My reasons had to do with document integrity and database complexity. The
short of it is I found SQL to be an awful approach to store and manage
documents. Instead I used a simple flat file database for each user.

Another important reason I didn't use SQL after reviewing it is that I felt
that designing, implementing, and securing a SQL database that could handle
the aspects of document creation and management and user management required a
dedicated professional who's made that a career choice and I couldn't learn
all that was necessary and create the app too. It would take years to become
that proficient with SQL alone.

Two years ago I finally moved over to a NoSQL database, specifically
CouchDB/PouchDB, because those offer Offline data storage, sync features,
Read/write speed, and Security.

CouchDB is designed specifically for Documents and addresses all the issues I
found with using SQL databases for document management, and it's built
specifically for use with web apps. From the CouchDB docs:

"it embraces the natural idea of evolving, self-contained documents as the
very core of its data model"
([http://docs.couchdb.org/en/2.1.1/intro/why.html#a-better-
fit...](http://docs.couchdb.org/en/2.1.1/intro/why.html#a-better-fit-for-
common-applications))

For your paper, I would start by looking into available database options to
see what they say their products are best at doing.

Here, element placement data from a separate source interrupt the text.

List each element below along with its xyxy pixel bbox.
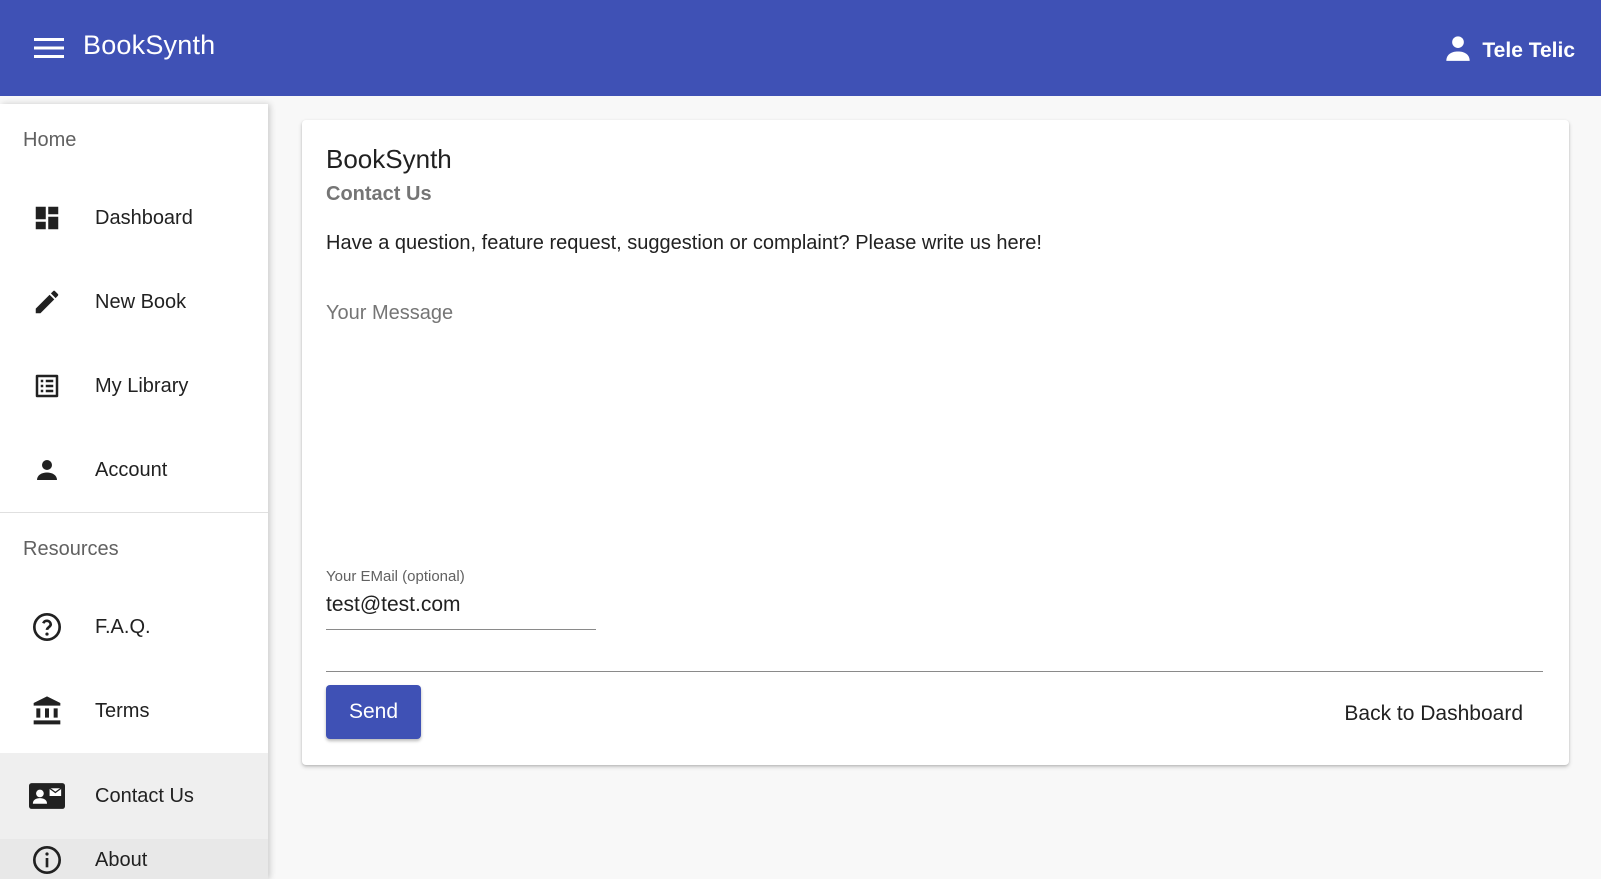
sidebar: Home Dashboard New Book My Library Accou… <box>0 104 268 879</box>
email-label: Your EMail (optional) <box>326 568 465 585</box>
sidebar-item-label: Terms <box>95 699 150 722</box>
dashboard-icon <box>29 200 65 236</box>
app-title: BookSynth <box>83 30 216 60</box>
card-subtitle: Contact Us <box>326 183 432 205</box>
email-value: test@test.com <box>326 593 461 616</box>
sidebar-item-account[interactable]: Account <box>0 428 268 512</box>
sidebar-item-my-library[interactable]: My Library <box>0 344 268 428</box>
info-icon <box>29 842 65 878</box>
user-menu[interactable]: Tele Telic <box>1444 34 1575 67</box>
sidebar-item-label: My Library <box>95 374 189 397</box>
person-icon <box>1444 34 1472 67</box>
sidebar-item-label: New Book <box>95 290 187 313</box>
person-icon <box>29 452 65 488</box>
email-field[interactable]: Your EMail (optional) test@test.com <box>326 568 596 630</box>
sidebar-item-terms[interactable]: Terms <box>0 669 268 753</box>
sidebar-item-label: Dashboard <box>95 206 193 229</box>
card-title: BookSynth <box>326 144 452 174</box>
help-circle-icon <box>29 609 65 645</box>
sidebar-item-label: About <box>95 848 148 871</box>
sidebar-item-label: F.A.Q. <box>95 615 151 638</box>
sidebar-item-new-book[interactable]: New Book <box>0 260 268 344</box>
bank-icon <box>29 693 65 729</box>
message-placeholder: Your Message <box>326 302 454 324</box>
card-description: Have a question, feature request, sugges… <box>326 232 1042 254</box>
back-to-dashboard-button[interactable]: Back to Dashboard <box>1344 702 1523 726</box>
sidebar-item-contact-us[interactable]: Contact Us <box>0 753 268 839</box>
sidebar-header-home: Home <box>23 128 77 151</box>
contact-mail-icon <box>29 778 65 814</box>
app-bar: BookSynth Tele Telic <box>0 0 1601 96</box>
sidebar-header-resources: Resources <box>23 537 119 560</box>
send-button[interactable]: Send <box>326 685 421 739</box>
sidebar-item-about[interactable]: About <box>0 839 268 879</box>
menu-icon[interactable] <box>34 36 64 60</box>
sidebar-item-dashboard[interactable]: Dashboard <box>0 176 268 260</box>
sidebar-item-label: Account <box>95 458 168 481</box>
list-icon <box>29 368 65 404</box>
sidebar-item-label: Contact Us <box>95 784 194 807</box>
pencil-icon <box>29 284 65 320</box>
contact-card: BookSynth Contact Us Have a question, fe… <box>302 120 1569 765</box>
sidebar-item-faq[interactable]: F.A.Q. <box>0 585 268 669</box>
user-name: Tele Telic <box>1482 38 1575 62</box>
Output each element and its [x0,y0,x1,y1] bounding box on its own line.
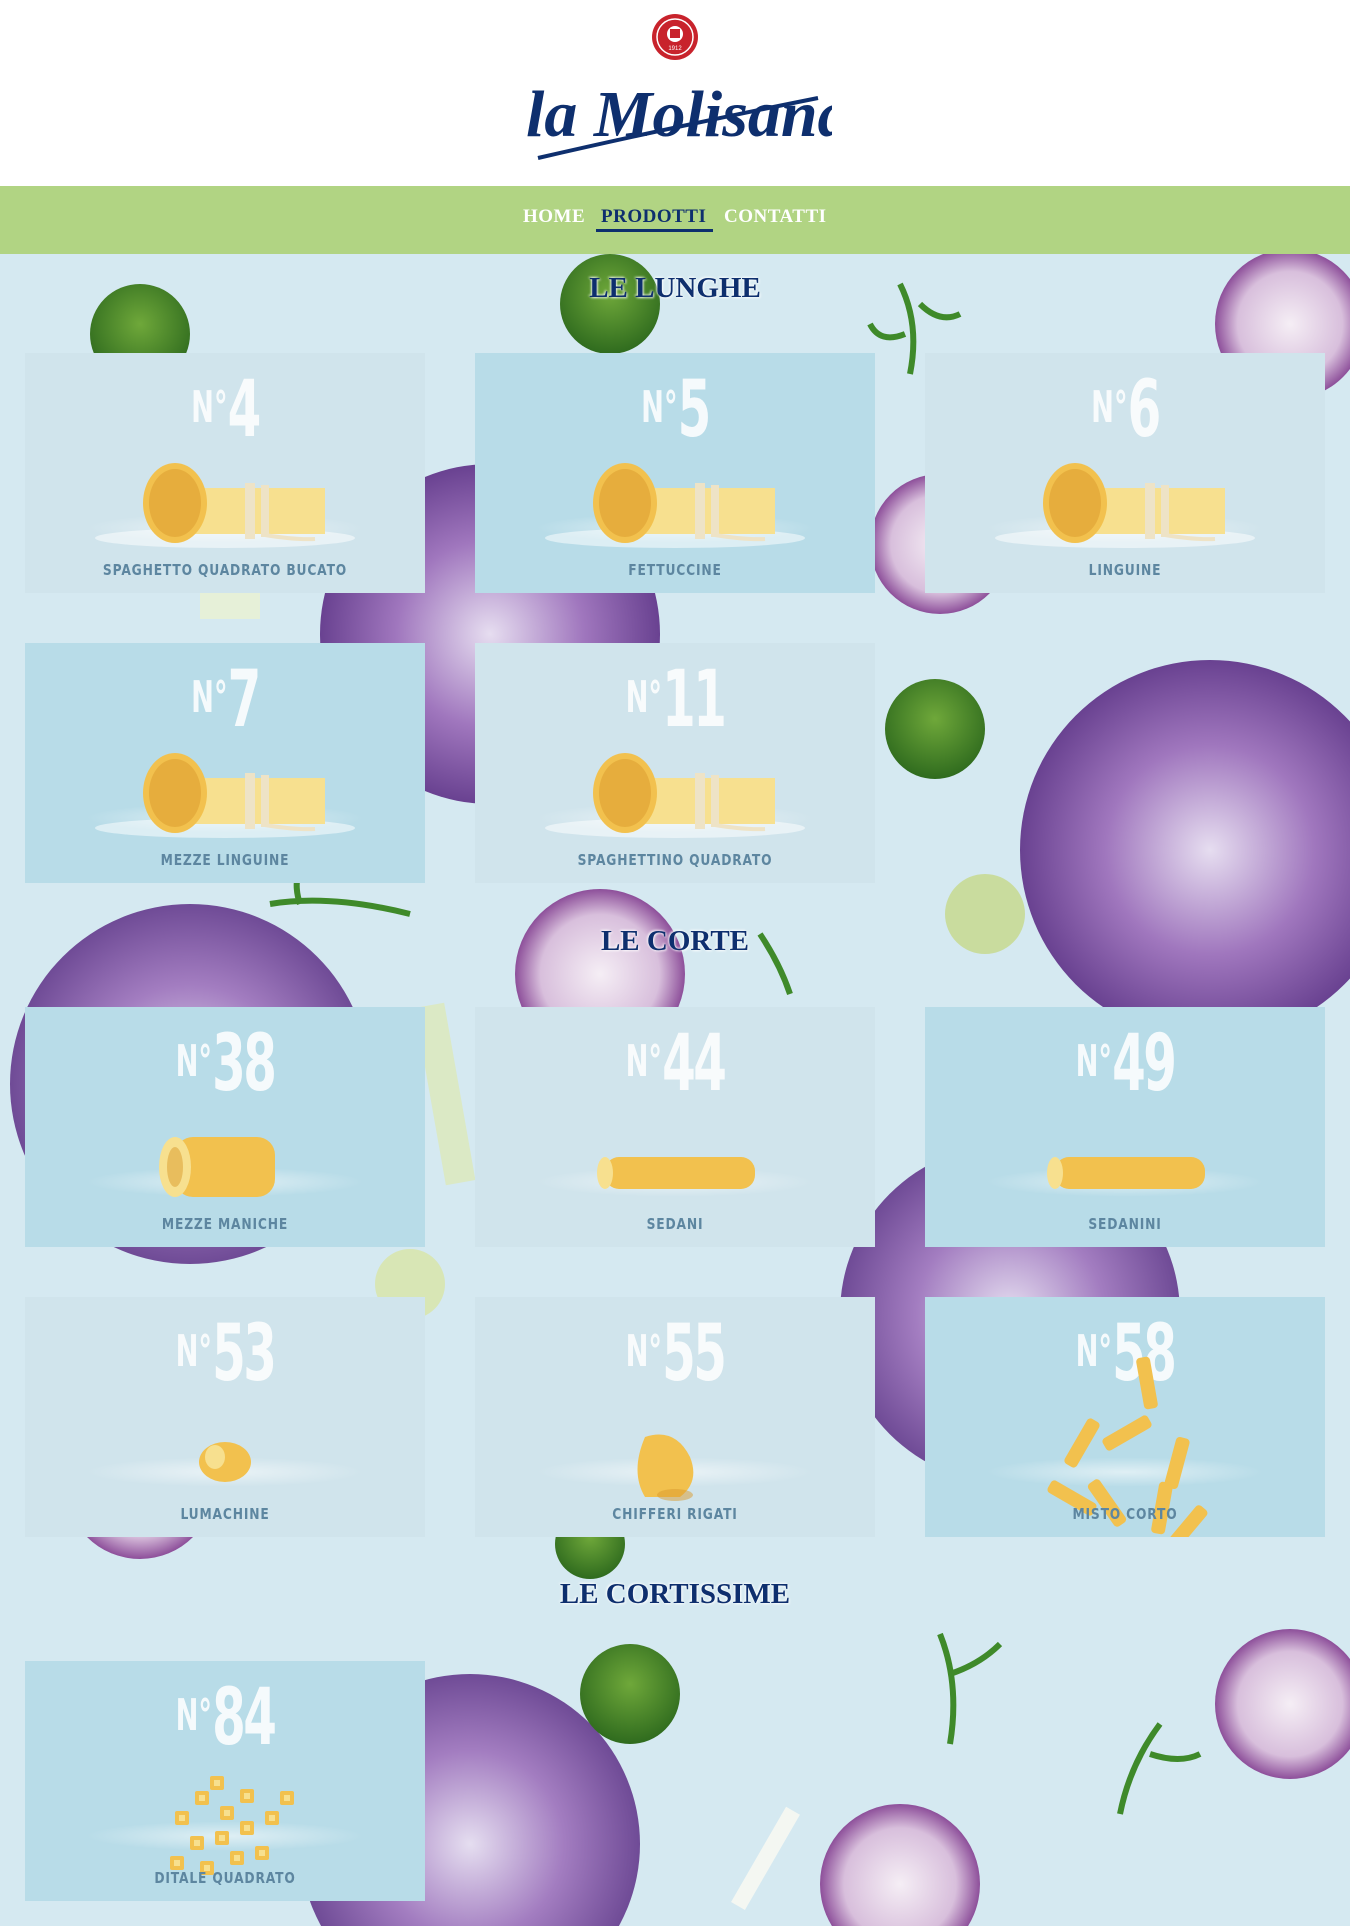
pasta-image [545,753,805,838]
product-card[interactable]: N°58 MISTO CORTO [925,1297,1325,1537]
section-title-lunghe: LE LUNGHE [589,272,761,304]
brand-seal-icon: 1912 [652,14,698,60]
pasta-image [637,1434,694,1501]
pasta-image [95,463,355,548]
product-name: SEDANINI [1088,1215,1162,1233]
pasta-image [597,1157,755,1189]
pasta-image [159,1137,275,1197]
pasta-image [95,753,355,838]
product-card[interactable]: N°7 MEZZE LINGUINE [25,643,425,883]
nav-active-indicator [596,229,713,232]
product-name: SEDANI [646,1215,704,1233]
product-name: LINGUINE [1088,561,1162,579]
product-card[interactable]: N°4 SPAGHETTO QUADRATO BUCATO [25,353,425,593]
nav-prodotti[interactable]: PRODOTTI [601,206,706,228]
product-name: SPAGHETTINO QUADRATO [577,851,773,869]
product-name: DITALE QUADRATO [154,1869,296,1887]
product-card[interactable]: N°84 DITALE QUADRATO [25,1661,425,1901]
product-card[interactable]: N°55 CHIFFERI RIGATI [475,1297,875,1537]
pasta-image [170,1776,294,1875]
main-nav: HOME PRODOTTI CONTATTI [0,186,1350,254]
pasta-image [1047,1157,1205,1189]
product-name: FETTUCCINE [628,561,722,579]
product-name: LUMACHINE [180,1505,270,1523]
brand-logo[interactable]: la Molisana [518,58,832,168]
product-card[interactable]: N°38 MEZZE MANICHE [25,1007,425,1247]
product-card[interactable]: N°6 LINGUINE [925,353,1325,593]
product-name: SPAGHETTO QUADRATO BUCATO [102,561,348,579]
product-name: MEZZE LINGUINE [160,851,290,869]
product-name: CHIFFERI RIGATI [612,1505,738,1523]
logo-text: la Molisana [526,78,832,151]
pasta-image [1047,1356,1208,1537]
pasta-image [995,463,1255,548]
product-card[interactable]: N°53 LUMACHINE [25,1297,425,1537]
product-card[interactable]: N°11 SPAGHETTINO QUADRATO [475,643,875,883]
nav-home[interactable]: HOME [523,206,585,228]
product-name: MISTO CORTO [1072,1505,1178,1523]
section-title-cortissime: LE CORTISSIME [559,1578,791,1610]
nav-contatti[interactable]: CONTATTI [724,206,827,228]
product-name: MEZZE MANICHE [161,1215,289,1233]
site-header: 1912 la Molisana [0,0,1350,186]
seal-year: 1912 [668,46,682,52]
pasta-image [199,1442,251,1482]
section-title-corte: LE CORTE [600,925,750,957]
product-card[interactable]: N°44 SEDANI [475,1007,875,1247]
product-card[interactable]: N°5 FETTUCCINE [475,353,875,593]
pasta-image [545,463,805,548]
product-card[interactable]: N°49 SEDANINI [925,1007,1325,1247]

My experience is that SQL users tend to avoid NoSQL because it requires a very
different way of doing things that they feel they can do just fine with SQL.
They're probably right, but for those just starting to learn about databases
NoSQL may be the best choice.

Since I never got in the SQL boat my first look at CouchDB left me feeling
like they designed and built exactly what I needed and moving over to it was
incredibly easy for me.

------
jmnicolas
I'm not sure I understand your question, I'll try to answer it anyway ;-)

I'm a desktop developer. Either the DB comes from one of our supplier (we have
Oracle, Sql Server and MySQL) or I'm building an application from scratch and
I'll choose Postgres.

I standardized on Postgres more than 10 years ago because it was free and at
the time it felt better built than MySQL.

I never encountered a use case where NoSQL would have been a rational choice
(take this with a grain of salt since I don't have to scale).